‘Libya can’t fend for itself’: UN official says 1mn in dire need of urgent medical supplies
"Our estimation is that by the end of March, Libya may run out of life saving medications which will impact about 1 million people," said Ali Al-Zatari, the United Nations humanitarian coordinator for Libya, as cited by Reuters.
Political unrest in the North African country is not helping matters, making it difficult to coordinate deliveries of life-saving medicines. Al-Zatari says there is a drastic shortage of pharmaceuticals needed to try and treat diseases such as cancer, while he is also worried about the state of hospitals in Libya, which are not receiving adequate funding.
Al-Zatari was recently in the city of Benghazi, where he observed that only one or two hospitals out of a dozen were working. He also said that patients were not getting the care that they needed.
"It is really difficult for a hospital to continue like this in a town that is witnessing constant daily fighting in certain parts," he said.
Dozens of authorities in Libya
The oil-rich nation has been in chaos since an uprising that toppled then-leader Muammar Gaddafi five years ago. Libya oil revenues have halved, while it is also facing a growing threat from Islamic State (IS, formerly ISIS/ISIL), which is looking to capitalize on the lack of political stability and political infighting between two rival governments.
Speaking to RT, John Graham, a former US diplomat in Libya explained just how complex the situation is, with so many warring factions competing for power.

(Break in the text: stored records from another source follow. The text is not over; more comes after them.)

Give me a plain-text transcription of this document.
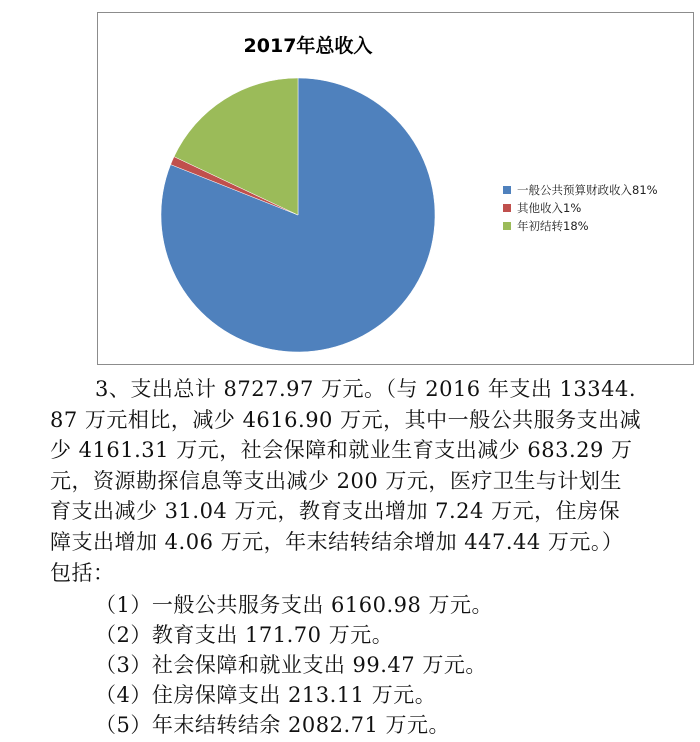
2017年总收入
一般公共预算财政收入81%
其他收入1%
年初结转18%
3、支出总计 8727.97 万元。（与 2016 年支出 13344.
87 万元相比，减少 4616.90 万元，其中一般公共服务支出减
少 4161.31 万元，社会保障和就业生育支出减少 683.29 万
元，资源勘探信息等支出减少 200 万元，医疗卫生与计划生
育支出减少 31.04 万元，教育支出增加 7.24 万元，住房保
障支出增加 4.06 万元，年末结转结余增加 447.44 万元。）
包括：
（1）一般公共服务支出 6160.98 万元。
（2）教育支出 171.70 万元。
（3）社会保障和就业支出 99.47 万元。
（4）住房保障支出 213.11 万元。
（5）年末结转结余 2082.71 万元。
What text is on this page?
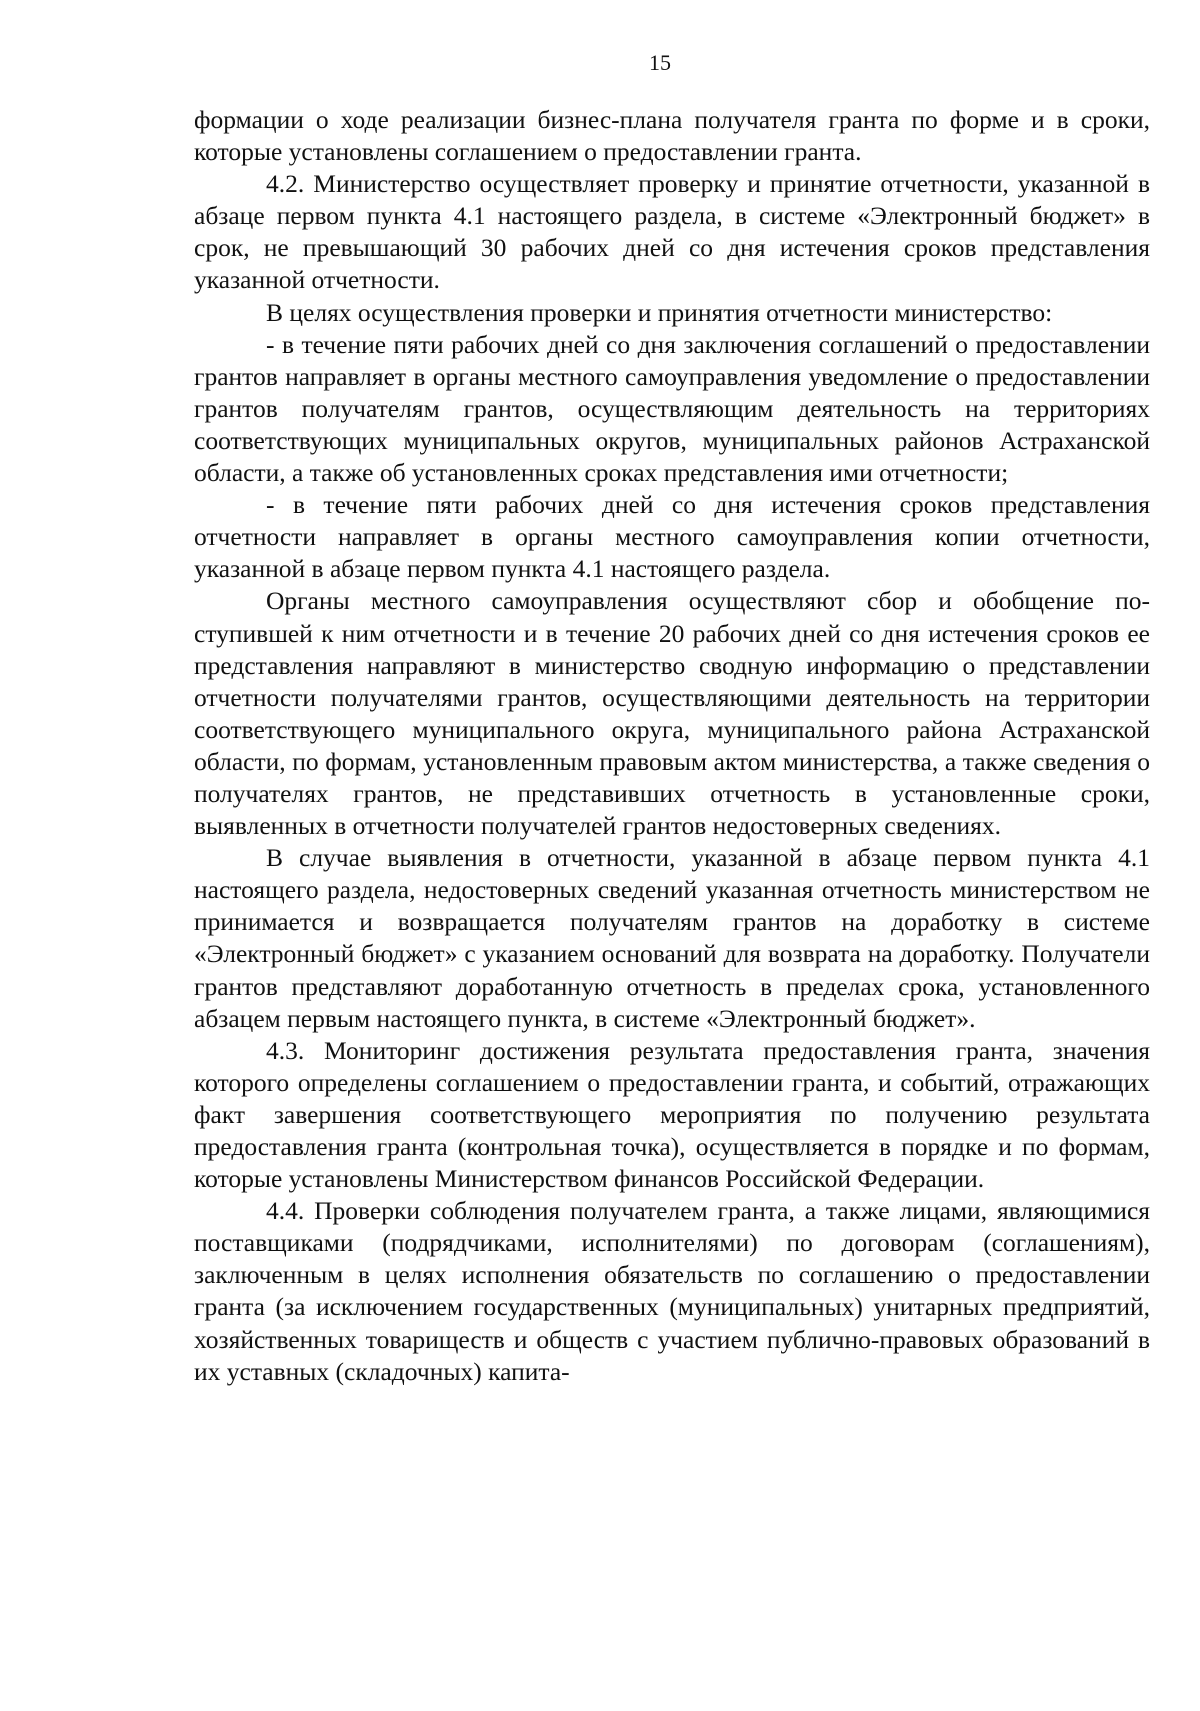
15

формации о ходе реализации бизнес-плана получателя гранта по форме и в сроки, которые установлены соглашением о предоставлении гранта.

4.2. Министерство осуществляет проверку и принятие отчетности, указанной в абзаце первом пункта 4.1 настоящего раздела, в системе «Электронный бюджет» в срок, не превышающий 30 рабочих дней со дня истечения сроков представления указанной отчетности.

В целях осуществления проверки и принятия отчетности министерство:

- в течение пяти рабочих дней со дня заключения соглашений о предоставлении грантов направляет в органы местного самоуправления уведомление о предоставлении грантов получателям грантов, осуществляющим деятельность на территориях соответствующих муниципальных округов, муниципальных районов Астраханской области, а также об установленных сроках представления ими отчетности;

- в течение пяти рабочих дней со дня истечения сроков представления отчетности направляет в органы местного самоуправления копии отчетности, указанной в абзаце первом пункта 4.1 настоящего раздела.

Органы местного самоуправления осуществляют сбор и обобщение поступившей к ним отчетности и в течение 20 рабочих дней со дня истечения сроков ее представления направляют в министерство сводную информацию о представлении отчетности получателями грантов, осуществляющими деятельность на территории соответствующего муниципального округа, муниципального района Астраханской области, по формам, установленным правовым актом министерства, а также сведения о получателях грантов, не представивших отчетность в установленные сроки, выявленных в отчетности получателей грантов недостоверных сведениях.

В случае выявления в отчетности, указанной в абзаце первом пункта 4.1 настоящего раздела, недостоверных сведений указанная отчетность министерством не принимается и возвращается получателям грантов на доработку в системе «Электронный бюджет» с указанием оснований для возврата на доработку. Получатели грантов представляют доработанную отчетность в пределах срока, установленного абзацем первым настоящего пункта, в системе «Электронный бюджет».

4.3. Мониторинг достижения результата предоставления гранта, значения которого определены соглашением о предоставлении гранта, и событий, отражающих факт завершения соответствующего мероприятия по получению результата предоставления гранта (контрольная точка), осуществляется в порядке и по формам, которые установлены Министерством финансов Российской Федерации.

4.4. Проверки соблюдения получателем гранта, а также лицами, являющимися поставщиками (подрядчиками, исполнителями) по договорам (соглашениям), заключенным в целях исполнения обязательств по соглашению о предоставлении гранта (за исключением государственных (муниципальных) унитарных предприятий, хозяйственных товариществ и обществ с участием публично-правовых образований в их уставных (складочных) капита-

“The matter of fact is that there are dozens of authorities in Libya; I have no idea who they talk to. There is an internationally recognized government in Tobruk in the east, which is basically anti-Islamic. I suspect that is who the US ‘talks’ to,” he said. “But there is also another so-called government based in Tripoli, which is more Islamist in nature. I doubt that US talk to them. There are 68 militias operating in Libya. Does the US talk to any of them?”
‘Libya rich, but can’t fend for itself’
There are an estimated 435,000 people displaced in Libya who are having to live in temporary accommodation, while there are around quarter of a million refugees who headed there in hope of a better life.
"Today we are receiving requests from NGOs for food. That is not a good sign. It means you have a sizeable portion of the community requiring food intake that is stable food intake," said Al-Zatari.
The UN humanitarian official said he is now trying to convince governments of the need to try and ease the crisis in Libya. However, with other countries also in desperate need of aid, winning support to help Libya is not always easy.
"The perception is Libya is rich and can fend for itself. Libya is rich but it can't fend for itself today," Al-Za'tari stated.
‘Foreign intervention may drive Libyans into arms of IS’
The humanitarian situation could be about to get worse, with the West already undertaking airstrikes against IS targets in coastal regions of Libya. On February 19, Belgrade confirmed that two Serbian embassy staffers, who had been abducted in Libya, were killed during a US airstrike on a suspected IS training camp.
The airstrike was also condemned by the Libyan interim government, which called the unsanctioned bombardment a grave violation of its sovereignty.
The interim administration issued a statement saying it “strongly condemns the airstrikes carried out by the US Air Force at certain positions in the town of Sabratha on Friday morning, February 19, 2016, without any coordination or consultation with the interim Libyan government.”
“Any interference, similar to the one that has taken place, will be considered an open and flagrant violation of the sovereignty of the Libyan state and international law,” the statement said.
Meanwhile, Oliver Miles, a former UK ambassador to Libya, told RT that further military intervention could prove very risky.
“It is a very dangerous presence of ISIS in Libya. It is a threat to all of us. It is a threat in particular to Europe and to the world. But the dilemma is that if we intervene militarily, first of all it probably won’t be effective, and secondly, if we are not very careful we are going to drive the Libyans into the arms of ISIS because they will object very strongly to foreign intervention,” he said.